Lors du débat avec les potentiels partis partenaires par 2012, tout le monde a partagé une position de franche opposition à Nicolas Sarkozy. Mais comme l’a souligné le représentant du PC invité aux Journées d’été, Pascal Bessac, on ne peut pas «fonder l’alternative sur la seule idée de battre Sarkozy». A sa droite à la tribune, se trouvait Corinne Lepage, un peu chahutée par le public. «Je suis la moins à gauche, la plus à droite, comme vous voulez mais il y a des gens dans ce pays qui ne supportent plus ce qu’il s’y passe», a-t-elle lancé au public, réclamant la constitution d’un arc républicain». Pour elle, il faut chercher «les convergences» plutôt que les «divergences». Le «Welcome in the club» lancé pendant les journées d’été à tous les démocrates par «Dany» risque d’être l’objet de tension avec les Verts canal historique.
Quelles relations avec le PS ?
Pierre Moscovici a fait un tabac chez les écolos vendredi soir à Nantes.

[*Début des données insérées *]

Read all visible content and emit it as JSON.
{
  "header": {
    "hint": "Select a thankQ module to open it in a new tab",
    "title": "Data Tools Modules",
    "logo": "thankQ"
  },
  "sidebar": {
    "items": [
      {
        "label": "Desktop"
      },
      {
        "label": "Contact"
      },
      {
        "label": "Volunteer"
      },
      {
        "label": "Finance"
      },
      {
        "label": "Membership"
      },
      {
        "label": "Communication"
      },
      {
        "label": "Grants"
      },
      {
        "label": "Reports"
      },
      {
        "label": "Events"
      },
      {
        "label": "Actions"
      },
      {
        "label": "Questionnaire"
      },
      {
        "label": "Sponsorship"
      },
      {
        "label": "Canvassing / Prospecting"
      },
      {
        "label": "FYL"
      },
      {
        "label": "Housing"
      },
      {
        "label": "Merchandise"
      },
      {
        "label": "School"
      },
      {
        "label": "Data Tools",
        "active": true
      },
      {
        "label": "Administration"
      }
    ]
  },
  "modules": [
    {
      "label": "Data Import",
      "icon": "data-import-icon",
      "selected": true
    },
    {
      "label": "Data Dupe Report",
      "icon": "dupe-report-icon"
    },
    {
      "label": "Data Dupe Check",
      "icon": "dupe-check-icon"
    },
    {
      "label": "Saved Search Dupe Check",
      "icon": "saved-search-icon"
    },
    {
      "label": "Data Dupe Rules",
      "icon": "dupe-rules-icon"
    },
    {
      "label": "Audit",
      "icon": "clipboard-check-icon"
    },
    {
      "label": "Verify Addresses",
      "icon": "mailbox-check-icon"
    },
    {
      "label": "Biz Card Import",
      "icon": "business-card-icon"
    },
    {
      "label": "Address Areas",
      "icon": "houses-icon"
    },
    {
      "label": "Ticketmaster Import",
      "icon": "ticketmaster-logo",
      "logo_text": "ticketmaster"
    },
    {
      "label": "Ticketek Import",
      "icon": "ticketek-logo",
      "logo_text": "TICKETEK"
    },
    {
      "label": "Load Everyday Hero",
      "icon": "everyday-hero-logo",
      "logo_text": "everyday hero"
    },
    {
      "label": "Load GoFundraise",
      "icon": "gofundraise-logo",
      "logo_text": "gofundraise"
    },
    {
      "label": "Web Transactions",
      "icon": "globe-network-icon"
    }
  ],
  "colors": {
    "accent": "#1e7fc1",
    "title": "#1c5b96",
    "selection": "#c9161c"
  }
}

Il a confessé que le PS «avait une dette» par rapport aux écolos et s'est excusé pour les avoir «cantonnés dans des rôles» au ministère de l’Ecologie par exemple dans le passé. L’émissaire de Martine Aubry a également fait un mea culpa sur l’attitude «hégémonique» du PS par le passé. «Le PS ne peut pas gagner seul en 2012», a-t-il ajouté. D’où la proposition d’un «contrat de gouvernement», «un contrat d’action» qui impliquera une «discipline commune». Daniel Cohn-Bendit a proposé qu’une vingtaine de thèmes soient choisis et discutés entre partenaires. Surtout, Pierre Moscovici, qui parlait avec la bénédiction de la Première secrétaire socialiste, a évoqué «un groupe parlementaire» écolo, assurant que ce ne serait pas «le prix du silence». En privé, nombre d’écolos estiment qu’ils pourront commencer à parler à partir d’une cinquantaine de circonscriptions réservées.